Australian physicist (born 1942)

Brandon Carter, (born 1942) is an Australian theoretical physicist who explores the properties of black holes, and was the first to name and employ the anthropic principle in its contemporary form. He is a researcher at the Meudon campus of the Laboratoire Univers et Théories, part of the French CNRS.

==Biography==
Carter studied at the University of Cambridge under Dennis Sciama. He found the exact solution of the geodesic equations for the Kerr/Newman electrovacuum solution, and the maximal analytic extension of this solution. In the process, he discovered the extraordinary fourth constant of motion and the Killing–Yano tensor. Together with Werner Israel and Stephen Hawking, he partially proved the no-hair theorem in general relativity, stating that all stationary black holes are completely characterized by mass, charge, and angular momentum.
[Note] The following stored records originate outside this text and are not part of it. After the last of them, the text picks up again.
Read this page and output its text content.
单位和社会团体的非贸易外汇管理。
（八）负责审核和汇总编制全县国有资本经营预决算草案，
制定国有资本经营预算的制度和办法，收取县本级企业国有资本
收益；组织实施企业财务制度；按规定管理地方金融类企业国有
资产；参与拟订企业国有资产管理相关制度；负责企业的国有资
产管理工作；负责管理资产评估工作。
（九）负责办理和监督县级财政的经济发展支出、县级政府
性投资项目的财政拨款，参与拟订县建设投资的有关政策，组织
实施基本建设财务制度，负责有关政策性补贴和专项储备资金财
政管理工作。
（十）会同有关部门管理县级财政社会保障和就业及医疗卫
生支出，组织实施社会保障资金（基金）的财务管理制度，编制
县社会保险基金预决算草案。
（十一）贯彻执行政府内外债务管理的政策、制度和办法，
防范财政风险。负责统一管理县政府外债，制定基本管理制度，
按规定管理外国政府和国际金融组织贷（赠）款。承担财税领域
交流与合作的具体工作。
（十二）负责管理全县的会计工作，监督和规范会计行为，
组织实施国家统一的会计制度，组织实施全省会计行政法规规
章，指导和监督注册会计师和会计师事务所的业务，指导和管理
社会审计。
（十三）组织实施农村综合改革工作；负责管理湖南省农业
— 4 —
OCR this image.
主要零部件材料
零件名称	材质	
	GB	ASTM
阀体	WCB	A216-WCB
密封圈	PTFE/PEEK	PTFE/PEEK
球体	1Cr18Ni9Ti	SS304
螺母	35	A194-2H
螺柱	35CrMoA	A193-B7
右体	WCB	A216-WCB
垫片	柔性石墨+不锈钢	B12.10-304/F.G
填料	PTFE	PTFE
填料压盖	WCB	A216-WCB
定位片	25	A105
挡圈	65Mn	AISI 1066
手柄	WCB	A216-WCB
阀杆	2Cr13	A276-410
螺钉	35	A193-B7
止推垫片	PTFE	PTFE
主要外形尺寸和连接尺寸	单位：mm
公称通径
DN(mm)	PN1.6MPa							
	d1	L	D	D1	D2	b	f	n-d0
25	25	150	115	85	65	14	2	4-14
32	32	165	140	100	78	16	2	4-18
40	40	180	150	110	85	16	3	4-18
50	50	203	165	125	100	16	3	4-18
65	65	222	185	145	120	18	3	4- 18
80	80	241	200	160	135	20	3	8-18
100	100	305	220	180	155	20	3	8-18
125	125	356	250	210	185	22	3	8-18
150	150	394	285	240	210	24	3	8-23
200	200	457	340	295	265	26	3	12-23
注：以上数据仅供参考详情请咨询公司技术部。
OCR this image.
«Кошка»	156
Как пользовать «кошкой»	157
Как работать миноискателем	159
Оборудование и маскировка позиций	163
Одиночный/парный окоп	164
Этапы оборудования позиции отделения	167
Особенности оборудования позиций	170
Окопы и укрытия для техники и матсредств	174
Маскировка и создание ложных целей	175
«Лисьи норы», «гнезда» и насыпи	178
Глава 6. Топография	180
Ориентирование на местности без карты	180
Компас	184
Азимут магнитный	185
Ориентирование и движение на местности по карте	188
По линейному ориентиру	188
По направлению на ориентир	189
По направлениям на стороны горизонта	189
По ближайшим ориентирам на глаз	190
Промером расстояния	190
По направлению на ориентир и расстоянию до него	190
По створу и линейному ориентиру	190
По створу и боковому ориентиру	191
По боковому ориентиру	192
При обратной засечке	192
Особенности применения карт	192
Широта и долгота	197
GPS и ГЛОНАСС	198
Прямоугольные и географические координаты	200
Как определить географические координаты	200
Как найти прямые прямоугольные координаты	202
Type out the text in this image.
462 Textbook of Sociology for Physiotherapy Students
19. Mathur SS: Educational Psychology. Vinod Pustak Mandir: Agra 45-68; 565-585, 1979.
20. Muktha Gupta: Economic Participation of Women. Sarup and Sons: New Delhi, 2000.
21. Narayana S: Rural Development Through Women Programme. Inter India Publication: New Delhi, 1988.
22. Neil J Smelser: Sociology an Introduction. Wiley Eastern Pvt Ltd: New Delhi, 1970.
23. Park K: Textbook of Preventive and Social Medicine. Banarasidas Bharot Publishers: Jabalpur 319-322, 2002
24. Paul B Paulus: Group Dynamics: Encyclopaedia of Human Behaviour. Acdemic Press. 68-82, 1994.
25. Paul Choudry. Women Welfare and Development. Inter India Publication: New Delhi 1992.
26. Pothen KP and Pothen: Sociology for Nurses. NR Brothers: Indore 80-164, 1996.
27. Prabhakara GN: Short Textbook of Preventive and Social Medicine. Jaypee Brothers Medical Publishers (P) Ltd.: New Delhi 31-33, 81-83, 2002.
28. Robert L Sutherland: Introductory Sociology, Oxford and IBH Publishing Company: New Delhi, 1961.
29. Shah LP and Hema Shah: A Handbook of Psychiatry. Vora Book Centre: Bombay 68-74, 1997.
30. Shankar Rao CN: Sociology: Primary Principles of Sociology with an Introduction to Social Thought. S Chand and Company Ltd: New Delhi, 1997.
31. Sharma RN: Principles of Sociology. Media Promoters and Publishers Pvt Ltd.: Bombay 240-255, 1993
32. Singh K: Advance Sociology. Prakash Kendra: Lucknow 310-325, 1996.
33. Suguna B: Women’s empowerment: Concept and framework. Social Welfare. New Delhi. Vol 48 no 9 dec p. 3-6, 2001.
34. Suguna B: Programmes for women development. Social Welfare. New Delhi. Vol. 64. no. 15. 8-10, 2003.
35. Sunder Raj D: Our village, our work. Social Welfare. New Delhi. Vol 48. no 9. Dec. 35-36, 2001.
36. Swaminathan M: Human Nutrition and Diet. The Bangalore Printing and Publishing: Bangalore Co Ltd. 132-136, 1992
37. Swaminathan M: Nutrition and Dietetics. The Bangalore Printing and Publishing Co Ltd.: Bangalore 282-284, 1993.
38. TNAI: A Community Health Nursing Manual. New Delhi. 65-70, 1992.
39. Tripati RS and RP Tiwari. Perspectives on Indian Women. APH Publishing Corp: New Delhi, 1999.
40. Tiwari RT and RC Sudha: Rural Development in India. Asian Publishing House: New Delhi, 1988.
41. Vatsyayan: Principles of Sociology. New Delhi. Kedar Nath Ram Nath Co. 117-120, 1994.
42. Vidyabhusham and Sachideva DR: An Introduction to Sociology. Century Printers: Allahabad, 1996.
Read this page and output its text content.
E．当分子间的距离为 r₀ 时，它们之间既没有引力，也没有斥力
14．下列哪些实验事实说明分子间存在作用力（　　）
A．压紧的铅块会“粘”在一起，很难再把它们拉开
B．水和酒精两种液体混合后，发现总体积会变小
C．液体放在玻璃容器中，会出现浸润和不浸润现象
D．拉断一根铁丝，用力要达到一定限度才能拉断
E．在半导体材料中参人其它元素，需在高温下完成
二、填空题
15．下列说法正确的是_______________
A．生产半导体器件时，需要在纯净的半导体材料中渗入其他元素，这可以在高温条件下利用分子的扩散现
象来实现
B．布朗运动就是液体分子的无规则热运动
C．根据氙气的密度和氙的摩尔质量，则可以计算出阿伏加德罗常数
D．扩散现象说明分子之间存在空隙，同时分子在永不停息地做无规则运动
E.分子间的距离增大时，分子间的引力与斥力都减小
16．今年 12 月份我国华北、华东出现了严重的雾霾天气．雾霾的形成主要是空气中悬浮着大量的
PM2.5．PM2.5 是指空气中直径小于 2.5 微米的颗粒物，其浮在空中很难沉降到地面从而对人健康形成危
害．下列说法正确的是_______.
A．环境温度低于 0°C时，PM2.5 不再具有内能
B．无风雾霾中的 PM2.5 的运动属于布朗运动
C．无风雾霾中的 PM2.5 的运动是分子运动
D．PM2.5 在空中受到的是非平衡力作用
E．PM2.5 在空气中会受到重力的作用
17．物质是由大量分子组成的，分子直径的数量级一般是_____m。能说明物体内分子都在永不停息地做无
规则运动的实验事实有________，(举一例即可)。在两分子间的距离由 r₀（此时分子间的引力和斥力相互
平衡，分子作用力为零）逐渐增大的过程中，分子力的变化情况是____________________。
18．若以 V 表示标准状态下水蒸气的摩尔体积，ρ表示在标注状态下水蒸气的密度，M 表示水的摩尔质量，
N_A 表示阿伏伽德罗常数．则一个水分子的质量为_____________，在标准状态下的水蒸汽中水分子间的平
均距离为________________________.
In 1982 with astrophysicist Jean-Pierre Luminet, he invented the concept of tidal disruption event (TDE), namely the destruction of a star passing in the vicinity of a supermassive black hole. They showed that this phenomenon could result in the violent destruction of the star in the form of a "stellar pancake", causing a reactivation of nuclear reactions in the core of the star in the stage of its maximum compression.

More recently, Carter, Chachoua, and Chamel (2005) have formulated a relativistic theory of elastic deformations in neutron stars.